Centrafrique : Vers un bras de fer entre le gouvernement et l’église catholique á propos de la fête de l’indépendance ?

Cardinal Dieudonné Nzapalainga
Cardinal Dieudonné Nzapalainga

 

 

Centrafrique : Vers un bras de fer entre le gouvernement et l’église catholique á propos de la fête de l’indépendance ?

 

 

Le 1er décembre prochain, la République centrafricaine célébrera 60 ans de son indépendance. Au regard des derniers événements malheureux que le pays a connus ponctués par le massacre de Alindao où plus de 60 personnes ont été tuées dont des prêtres, l’église catholique a promis d’appeler au boycott de cette fête nationale du 1er décembre prochain. Dans la journée de ce lundi 26 novembre, une méga conférence de la Commission épiscopale centrafricaine (Ceca) qui sera animée en présence des autorités politiques et le corps diplomatique, servira de cadre á l’annonce solennelle de ce boycott.

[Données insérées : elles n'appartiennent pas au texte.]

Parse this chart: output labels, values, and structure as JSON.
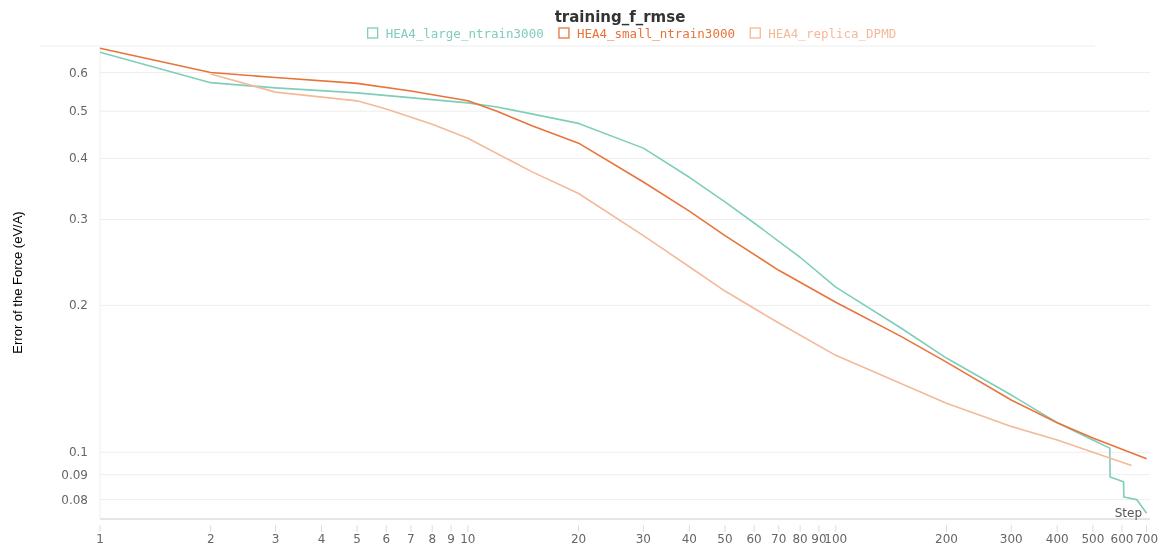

« La Constitution de la République Centrafricaine du 30 mars 2016 stipule dans son article premier : ‘’ La personne humaine est sacrée et inviolable. Tous les agents de la puissance publique, toute organisation, ont l’obligation absolue de la respecter et de la protéger’’ », a relevé la Ceca qui souligne par ailleurs que suite aux événements malheureux et répétitifs qui ont endeuillé les familles centrafricaines depuis 2012 dont les derniers en date sont ceux de Bangui, Bambari, Batangafo et Alindao, la Ceca réunie en sa session extraordinaire du 24 novembre 2018, a pris des dispositions fermes qui se résume ainsi :

« Inviter les autorités politiques et administratives, le corps diplomatique, les représentants des institutions nationales et internationales, les hommes des media et la population centrafricaine, à une conférence de presse qui se tiendra le lundi 26 novembre à 9 heures à l’archevêché de Bangui, pour restituer la vérité sur les crimes inacceptables et odieux perpétrés contre les populations civiles. Ensuite, demander à ‘’l’Eglise Famille de Dieu’’ en Centrafrique, aux hommes et femmes de bonne volonté, par solidarité et dans le respect de la mémoire des victimes, de s’abstenir des festivités du 1er décembre 2018, en signe de deuil. Et enfin, décréter spécifiquement le dimanche 2 décembre 2018 comme ‘’journée de lamentations et de prière’’ en mémoire des victimes, dans tous les diocèses. Par conséquent, les quêtes impérées de ce dimanche, seront destinées aux survivants de ces massacres », peut-on lire dans le communiqué de la Ceca.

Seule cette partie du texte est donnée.